10 avr. 2014

60 - Les premiers pas en France


Les retrouvailles de Mattéo avec ses parents sont émouvantes. Le petit bonhomme est radieux, serre sa maman dans ses bras. Je suis ébahie de voir que le lien qui s'est créé en quelques jours, un mois plus tôt, est resté tellement fort chez un enfant si jeune.

Flore découvre ses grands-parents. Je me surprends à être fière quand Paul, mon beau-père, me dit qu'elle est très belle. Elle passe de bras en bras, chacun lui expliquant son lien de parenté. 
- Je suis ta grand-mère...
- Je suis ton grand-père...
- Je suis Dany...
- Je suis papi...
Je ne sais pas ce qu'elle comprend. Elle regarde, mi-amusée mi-grave, comme à son habitude, mes parents et ceux de Julien. Puis revient vite dans mes bras qui sont probablement pour l'instant ceux qu'elle trouve les plus rassurants. 

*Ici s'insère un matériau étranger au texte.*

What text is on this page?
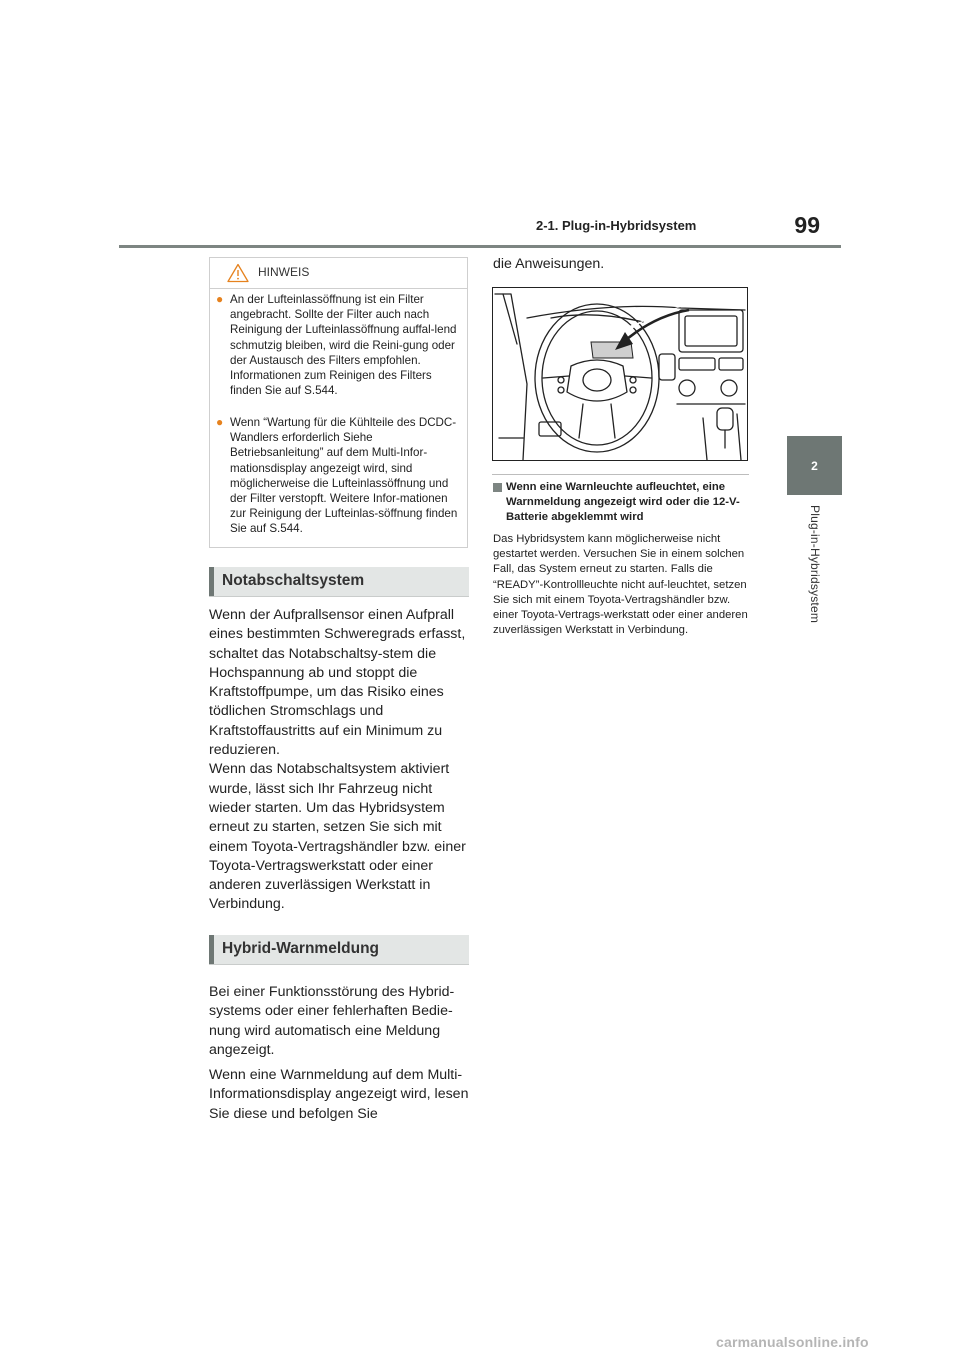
2-1. Plug-in-Hybridsystem	99
2
Plug-in-Hybridsystem
HINWEIS
● An der Lufteinlassöffnung ist ein Filter angebracht. Sollte der Filter auch nach Reinigung der Lufteinlassöffnung auffal-lend schmutzig bleiben, wird die Reini-gung oder der Austausch des Filters empfohlen. Informationen zum Reinigen des Filters finden Sie auf S.544.
● Wenn “Wartung für die Kühlteile des DCDC-Wandlers erforderlich Siehe Betriebsanleitung” auf dem Multi-Infor-mationsdisplay angezeigt wird, sind möglicherweise die Lufteinlassöffnung und der Filter verstopft. Weitere Infor-mationen zur Reinigung der Lufteinlas-söffnung finden Sie auf S.544.
Notabschaltsystem

Wenn der Aufprallsensor einen Aufprall eines bestimmten Schweregrads erfasst, schaltet das Notabschaltsy-stem die Hochspannung ab und stoppt die Kraftstoffpumpe, um das Risiko eines tödlichen Stromschlags und Kraftstoffaustritts auf ein Minimum zu reduzieren.

Wenn das Notabschaltsystem aktiviert wurde, lässt sich Ihr Fahrzeug nicht wieder starten. Um das Hybridsystem erneut zu starten, setzen Sie sich mit einem Toyota-Vertragshändler bzw. einer Toyota-Vertragswerkstatt oder einer anderen zuverlässigen Werkstatt in Verbindung.

Hybrid-Warnmeldung

Bei einer Funktionsstörung des Hybrid-systems oder einer fehlerhaften Bedie-nung wird automatisch eine Meldung angezeigt.

Wenn eine Warnmeldung auf dem Multi-Informationsdisplay angezeigt wird, lesen Sie diese und befolgen Sie

die Anweisungen.
Wenn eine Warnleuchte aufleuchtet, eine Warnmeldung angezeigt wird oder die 12-V-Batterie abgeklemmt wird
Das Hybridsystem kann möglicherweise nicht gestartet werden. Versuchen Sie in einem solchen Fall, das System erneut zu starten. Falls die “READY”-Kontrollleuchte nicht auf-leuchtet, setzen Sie sich mit einem Toyota-Vertragshändler bzw. einer Toyota-Vertrags-werkstatt oder einer anderen zuverlässigen Werkstatt in Verbindung.
carmanualsonline.info
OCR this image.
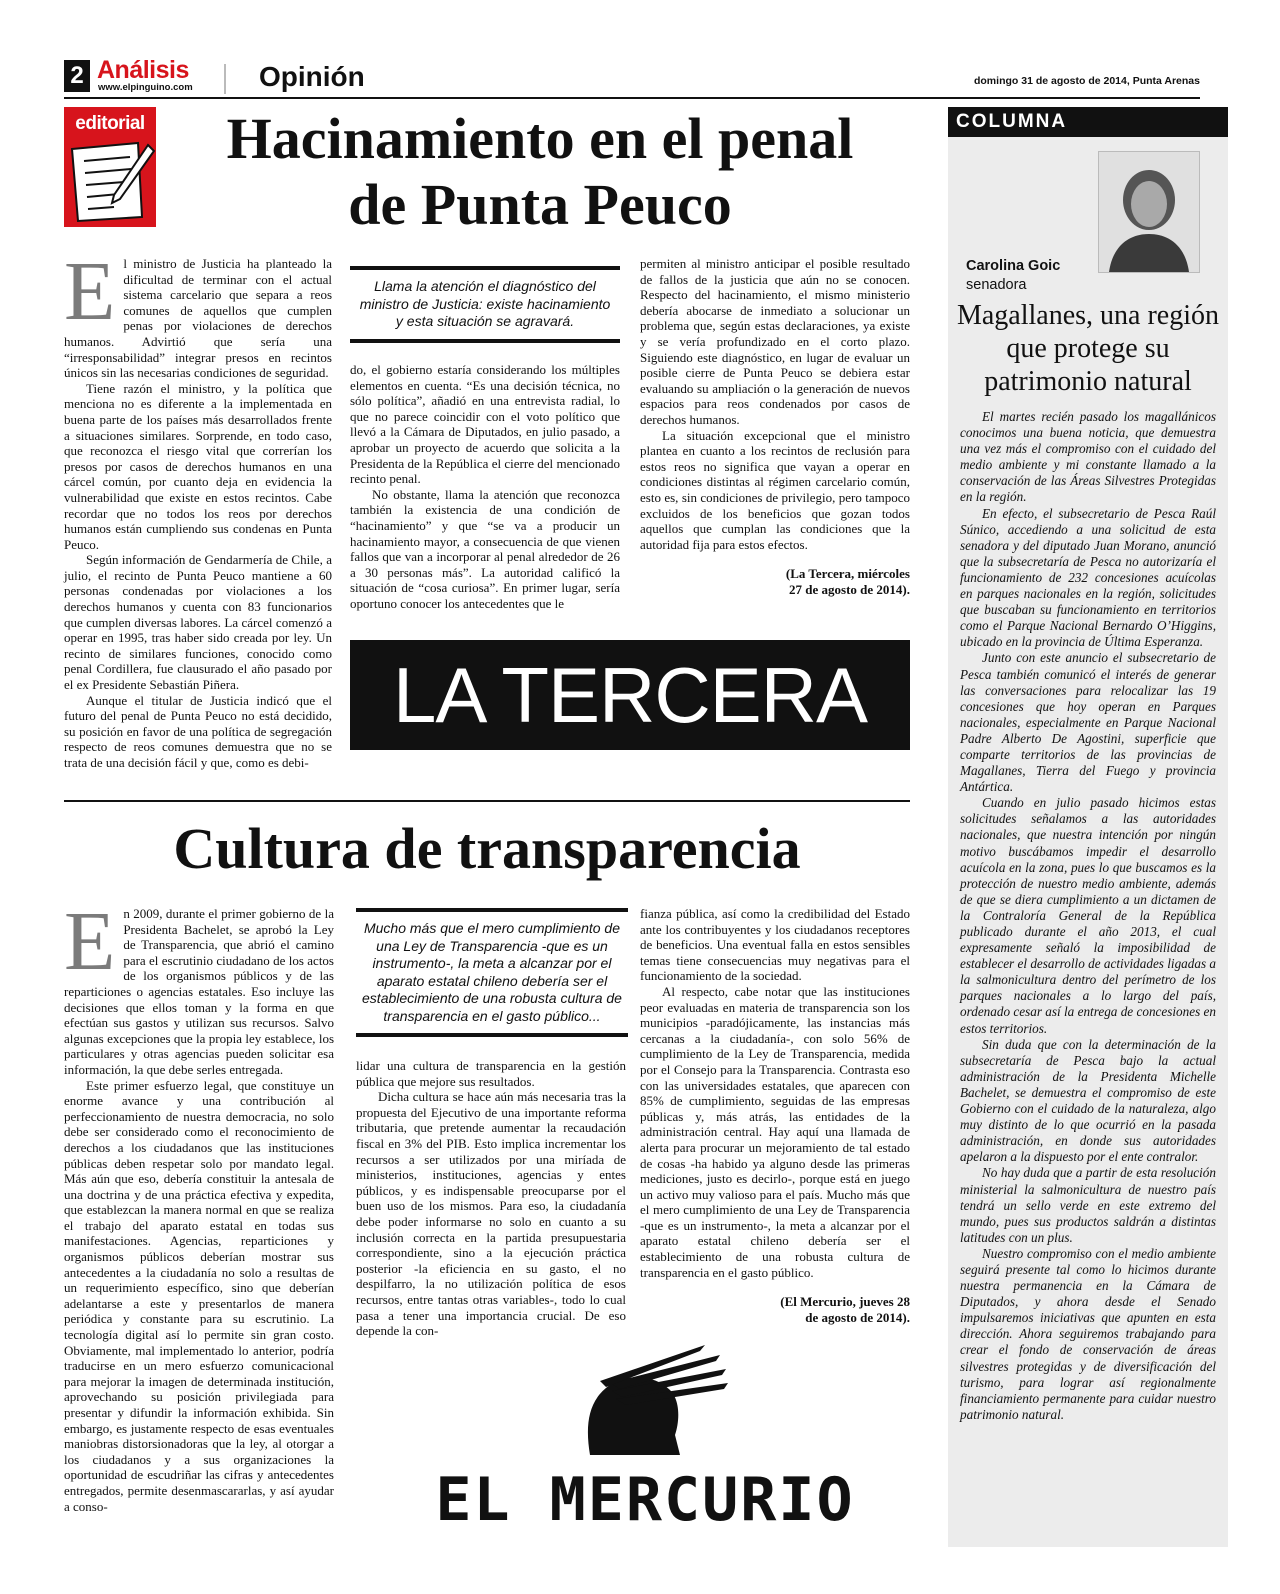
2 Análisis
www.elpinguino.com Opinión	domingo 31 de agosto de 2014, Punta Arenas
editorial	Hacinamiento en el penal
de Punta Peuco
E l ministro de Justicia ha planteado la dificultad de terminar con el actual sistema carcelario que separa a reos comunes de aquellos que cumplen penas por violaciones de derechos humanos. Advirtió que sería una “irresponsabilidad” integrar presos en recintos únicos sin las necesarias condiciones de seguridad.

Tiene razón el ministro, y la política que menciona no es diferente a la implementada en buena parte de los países más desarrollados frente a situaciones similares. Sorprende, en todo caso, que reconozca el riesgo vital que correrían los presos por casos de derechos humanos en una cárcel común, por cuanto deja en evidencia la vulnerabilidad que existe en estos recintos. Cabe recordar que no todos los reos por derechos humanos están cumpliendo sus condenas en Punta Peuco.

Según información de Gendarmería de Chile, a julio, el recinto de Punta Peuco mantiene a 60 personas condenadas por violaciones a los derechos humanos y cuenta con 83 funcionarios que cumplen diversas labores. La cárcel comenzó a operar en 1995, tras haber sido creada por ley. Un recinto de similares funciones, conocido como penal Cordillera, fue clausurado el año pasado por el ex Presidente Sebastián Piñera.

Aunque el titular de Justicia indicó que el futuro del penal de Punta Peuco no está decidido, su posición en favor de una política de segregación respecto de reos comunes demuestra que no se trata de una decisión fácil y que, como es debi-

Llama la atención el diagnóstico del ministro de Justicia: existe hacinamiento y esta situación se agravará.

do, el gobierno estaría considerando los múltiples elementos en cuenta. “Es una decisión técnica, no sólo política”, añadió en una entrevista radial, lo que no parece coincidir con el voto político que llevó a la Cámara de Diputados, en julio pasado, a aprobar un proyecto de acuerdo que solicita a la Presidenta de la República el cierre del mencionado recinto penal.

No obstante, llama la atención que reconozca también la existencia de una condición de “hacinamiento” y que “se va a producir un hacinamiento mayor, a consecuencia de que vienen fallos que van a incorporar al penal alrededor de 26 a 30 personas más”. La autoridad calificó la situación de “cosa curiosa”. En primer lugar, sería oportuno conocer los antecedentes que le

permiten al ministro anticipar el posible resultado de fallos de la justicia que aún no se conocen. Respecto del hacinamiento, el mismo ministerio debería abocarse de inmediato a solucionar un problema que, según estas declaraciones, ya existe y se vería profundizado en el corto plazo. Siguiendo este diagnóstico, en lugar de evaluar un posible cierre de Punta Peuco se debiera estar evaluando su ampliación o la generación de nuevos espacios para reos condenados por casos de derechos humanos.

La situación excepcional que el ministro plantea en cuanto a los recintos de reclusión para estos reos no significa que vayan a operar en condiciones distintas al régimen carcelario común, esto es, sin condiciones de privilegio, pero tampoco excluidos de los beneficios que gozan todos aquellos que cumplan las condiciones que la autoridad fija para estos efectos.

(La Tercera, miércoles
27 de agosto de 2014).

LA TERCERA
Cultura de transparencia
E n 2009, durante el primer gobierno de la Presidenta Bachelet, se aprobó la Ley de Transparencia, que abrió el camino para el escrutinio ciudadano de los actos de los organismos públicos y de las reparticiones o agencias estatales. Eso incluye las decisiones que ellos toman y la forma en que efectúan sus gastos y utilizan sus recursos. Salvo algunas excepciones que la propia ley establece, los particulares y otras agencias pueden solicitar esa información, la que debe serles entregada.

Este primer esfuerzo legal, que constituye un enorme avance y una contribución al perfeccionamiento de nuestra democracia, no solo debe ser considerado como el reconocimiento de derechos a los ciudadanos que las instituciones públicas deben respetar solo por mandato legal. Más aún que eso, debería constituir la antesala de una doctrina y de una práctica efectiva y expedita, que establezcan la manera normal en que se realiza el trabajo del aparato estatal en todas sus manifestaciones. Agencias, reparticiones y organismos públicos deberían mostrar sus antecedentes a la ciudadanía no solo a resultas de un requerimiento específico, sino que deberían adelantarse a este y presentarlos de manera periódica y constante para su escrutinio. La tecnología digital así lo permite sin gran costo. Obviamente, mal implementado lo anterior, podría traducirse en un mero esfuerzo comunicacional para mejorar la imagen de determinada institución, aprovechando su posición privilegiada para presentar y difundir la información exhibida. Sin embargo, es justamente respecto de esas eventuales maniobras distorsionadoras que la ley, al otorgar a los ciudadanos y a sus organizaciones la oportunidad de escudriñar las cifras y antecedentes entregados, permite desenmascararlas, y así ayudar a conso-

Mucho más que el mero cumplimiento de una Ley de Transparencia -que es un instrumento-, la meta a alcanzar por el aparato estatal chileno debería ser el establecimiento de una robusta cultura de transparencia en el gasto público...

lidar una cultura de transparencia en la gestión pública que mejore sus resultados.

Dicha cultura se hace aún más necesaria tras la propuesta del Ejecutivo de una importante reforma tributaria, que pretende aumentar la recaudación fiscal en 3% del PIB. Esto implica incrementar los recursos a ser utilizados por una miríada de ministerios, instituciones, agencias y entes públicos, y es indispensable preocuparse por el buen uso de los mismos. Para eso, la ciudadanía debe poder informarse no solo en cuanto a su inclusión correcta en la partida presupuestaria correspondiente, sino a la ejecución práctica posterior -la eficiencia en su gasto, el no despilfarro, la no utilización política de esos recursos, entre tantas otras variables-, todo lo cual pasa a tener una importancia crucial. De eso depende la con-

fianza pública, así como la credibilidad del Estado ante los contribuyentes y los ciudadanos receptores de beneficios. Una eventual falla en estos sensibles temas tiene consecuencias muy negativas para el funcionamiento de la sociedad.

Al respecto, cabe notar que las instituciones peor evaluadas en materia de transparencia son los municipios -paradójicamente, las instancias más cercanas a la ciudadanía-, con solo 56% de cumplimiento de la Ley de Transparencia, medida por el Consejo para la Transparencia. Contrasta eso con las universidades estatales, que aparecen con 85% de cumplimiento, seguidas de las empresas públicas y, más atrás, las entidades de la administración central. Hay aquí una llamada de alerta para procurar un mejoramiento de tal estado de cosas -ha habido ya alguno desde las primeras mediciones, justo es decirlo-, porque está en juego un activo muy valioso para el país. Mucho más que el mero cumplimiento de una Ley de Transparencia -que es un instrumento-, la meta a alcanzar por el aparato estatal chileno debería ser el establecimiento de una robusta cultura de transparencia en el gasto público.

(El Mercurio, jueves 28
de agosto de 2014).

EL MERCURIO
COLUMNA
Carolina Goic
senadora
Magallanes, una región que protege su patrimonio natural

El martes recién pasado los magallánicos conocimos una buena noticia, que demuestra una vez más el compromiso con el cuidado del medio ambiente y mi constante llamado a la conservación de las Áreas Silvestres Protegidas en la región.

En efecto, el subsecretario de Pesca Raúl Súnico, accediendo a una solicitud de esta senadora y del diputado Juan Morano, anunció que la subsecretaría de Pesca no autorizaría el funcionamiento de 232 concesiones acuícolas en parques nacionales en la región, solicitudes que buscaban su funcionamiento en territorios como el Parque Nacional Bernardo O’Higgins, ubicado en la provincia de Última Esperanza.

Junto con este anuncio el subsecretario de Pesca también comunicó el interés de generar las conversaciones para relocalizar las 19 concesiones que hoy operan en Parques nacionales, especialmente en Parque Nacional Padre Alberto De Agostini, superficie que comparte territorios de las provincias de Magallanes, Tierra del Fuego y provincia Antártica.

Cuando en julio pasado hicimos estas solicitudes señalamos a las autoridades nacionales, que nuestra intención por ningún motivo buscábamos impedir el desarrollo acuícola en la zona, pues lo que buscamos es la protección de nuestro medio ambiente, además de que se diera cumplimiento a un dictamen de la Contraloría General de la República publicado durante el año 2013, el cual expresamente señaló la imposibilidad de establecer el desarrollo de actividades ligadas a la salmonicultura dentro del perímetro de los parques nacionales a lo largo del país, ordenado cesar así la entrega de concesiones en estos territorios.

Sin duda que con la determinación de la subsecretaría de Pesca bajo la actual administración de la Presidenta Michelle Bachelet, se demuestra el compromiso de este Gobierno con el cuidado de la naturaleza, algo muy distinto de lo que ocurrió en la pasada administración, en donde sus autoridades apelaron a la dispuesto por el ente contralor.

No hay duda que a partir de esta resolución ministerial la salmonicultura de nuestro país tendrá un sello verde en este extremo del mundo, pues sus productos saldrán a distintas latitudes con un plus.

Nuestro compromiso con el medio ambiente seguirá presente tal como lo hicimos durante nuestra permanencia en la Cámara de Diputados, y ahora desde el Senado impulsaremos iniciativas que apunten en esta dirección. Ahora seguiremos trabajando para crear el fondo de conservación de áreas silvestres protegidas y de diversificación del turismo, para lograr así regionalmente financiamiento permanente para cuidar nuestro patrimonio natural.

Je me demande, en la regardant observer tout autour, ce que cette montagne de chamboulements peut avoir de répercussions sur elle. Et ce que je ressens à ce moment précis, c'est que cette petite fille de seize mois a trouvé le juste équilibre sur ce chemin pourtant noueux. A l'aise, tranquille, elle y est parfaitement à sa place.

C'est une impression que j'aurai souvent à partir de maintenant, de trouver dans toutes les situations du quotidien que ma fille y est parfaitement à sa place.
Et je pense que c'est ça, en tout premier lieu, une adoption réussie.

Après avoir dit au-revoir à Françoise, Didier et Mattéo avec un pincement au coeur, nous rentrons dans notre village.

Ma première épreuve de mère est d'attacher ma fille dans le siège bébé de la voiture de mes parents.
Couchée sur elle (la pauvre), je cherche la logique dans ce fatras de sangles, qui bien sûr s'est emmêlé. Enfin, je crois. Car quand j'ai l'impression de l'avoir désemmêlé, ce n'est pas mieux.
C'est simple : il faut avoir fait polytechnique pour attacher un enfant dans un siège.
Quand enfin les sangles semblent s'aligner harmonieusement, c'est à dire passant sous le siège (lui même retenu par la ceinture de sécurité qui doit s'insérer bien droit dans un interstice mince et inaccessible), ressortant au bon endroit, puis à plat entre les jambes, encadrant la taille sans la serrer, par-dessus les épaules, mais pas trop près du cou, et que l'enfant n'est pas plié en deux à cause d'un mauvais réglage de longueur, vient l'épreuve de la fermeture. Trois morceaux de puzzle de plastique doivent s'imbriquer les uns dans les autres, à ne considérer fermé que quand on entend un clic (ou un clac).
Julien s'en mêle, mon père aussi, et chacun y va de son avis qui ne font que m'embrouiller davantage. Je n'ai qu'une envie, c'est de faire un nœud avec tout ça, elle sera aussi bien arnachée !
Mais ce ne serait pas conforme à la loi.
Alors reprenant mon souffle, je plonge à nouveau sur ma pauvre Flore et à force d'entêtement et d'agitation (et de repoussage de mains de Julien qui voudrait partager l'expérience), je finis par entendre le clic (qui en effet fait plutôt clac) libérateur.
Nous partons. Il était temps, je commençais à m'énerver un peu.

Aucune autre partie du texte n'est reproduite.